L'interruption des études secondaires, l'isolement social et les séquelles permanentes documentées rappellent que les coûts humains à long terme des effets indésirables graves n'ont pas été pleinement intégrés dans les politiques de santé publique.
🚨 IMPACTS POSSIBLES
Une pression accrue sur le gouvernement fédéral pour réformer le programme d'indemnisation afin de le rendre plus accessible, transparent et humain.
Une remise en question des politiques de vaccination conditionnelle dans les établissements scolaires, et de leur conformité aux droits des mineurs.
La nécessité d'établir des protocoles clairs pour orienter et traiter les patients qui présentent des effets indésirables graves après une vaccination, sans que ceux-ci se heurtent à un vide institutionnel.
Une réflexion plus large sur la façon dont les diagnostics additionnels (dépression, anxiété) sont posés en l'absence de diagnostic principal confirmé, et comment ces diagnostics peuvent nuire aux demandes d'indemnisation.
Un appel implicite à une meilleure formation du personnel médical pour accueillir et évaluer sérieusement les symptômes post-vaccinaux signalés par des patients — indépendamment de leur statut social ou de leur capacité à nommer les termes médicaux.
Une contribution à un corpus testimonial qui pourrait influencer les recommandations finales de l'Enquête Allison concernant la gestion des futures campagnes de vaccination de masse.
Un signal aux décideurs sur l'importance de soutenir psychologiquement les personnes en attente d'une décision d'indemnisation, particulièrement celles qui expriment de la détresse émotionnelle grave.
❓ QUESTIONS ESSENTIELLES
Le processus de consentement éclairé mis en place lors des cliniques de vaccination de masse en 2021 était-il suffisant pour les adolescents, et qui en est responsable?
Quelles mesures concrètes le gouvernement fédéral entend-il prendre pour réformer le programme d'indemnisation afin qu'il ne constitue plus un obstacle supplémentaire pour les personnes déjà fragilisées?
Pourquoi des centres de réhabilitation provinciaux auraient-ils pu refuser d'admettre une patiente en invoquant l'origine vaccinale de sa blessure, et est-ce une pratique documentée au-delà de ce témoignage?
Dans quelle mesure la conditionnalité scolaire de la vaccination — accès aux sports, aux activités parascolaires — a-t-elle influencé des décisions de vaccination chez des mineurs sans réel consentement libre?

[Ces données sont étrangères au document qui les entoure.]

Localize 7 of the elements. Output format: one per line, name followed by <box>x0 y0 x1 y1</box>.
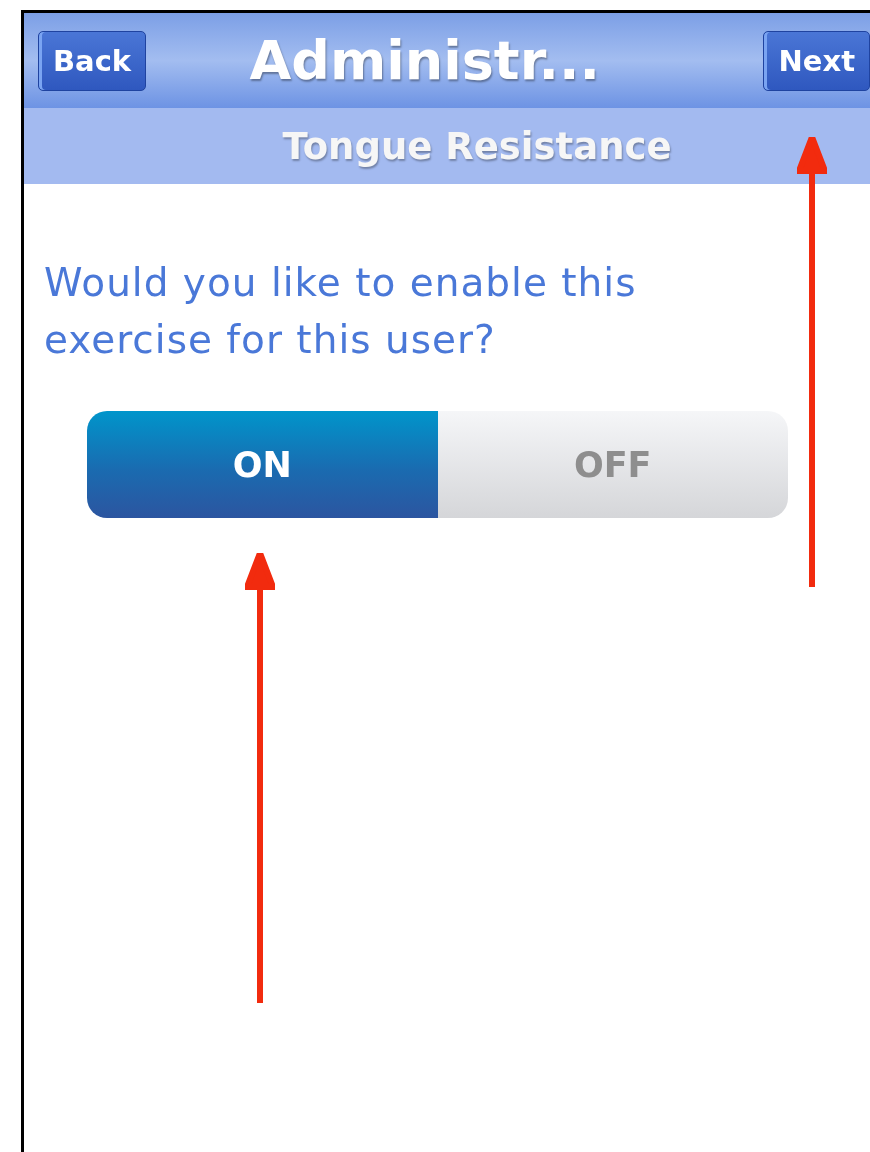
switch-option[interactable]: OFF <box>437 411 788 518</box>
section-title: Tongue Resistance <box>282 124 672 168</box>
screen-title: Administr... <box>249 29 601 92</box>
back-button[interactable]: Back <box>38 30 147 91</box>
switch-option[interactable]: ON <box>87 411 438 518</box>
next-button[interactable]: Next <box>763 30 870 91</box>
question-text: Would you like to enable this exercise for this user? <box>44 259 638 364</box>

Comment les enquêteurs de l'Enquête Allison comptent-ils s'assurer que les témoignages comme celui de Jasmine Comeau se traduisent en recommandations contraignantes, et non en simple documentation?
Qu'arrive-t-il aux appels en cours déposés auprès du programme d'indemnisation fédéral, et quel est le délai moyen de traitement pour les dossiers en attente depuis plus de deux ans?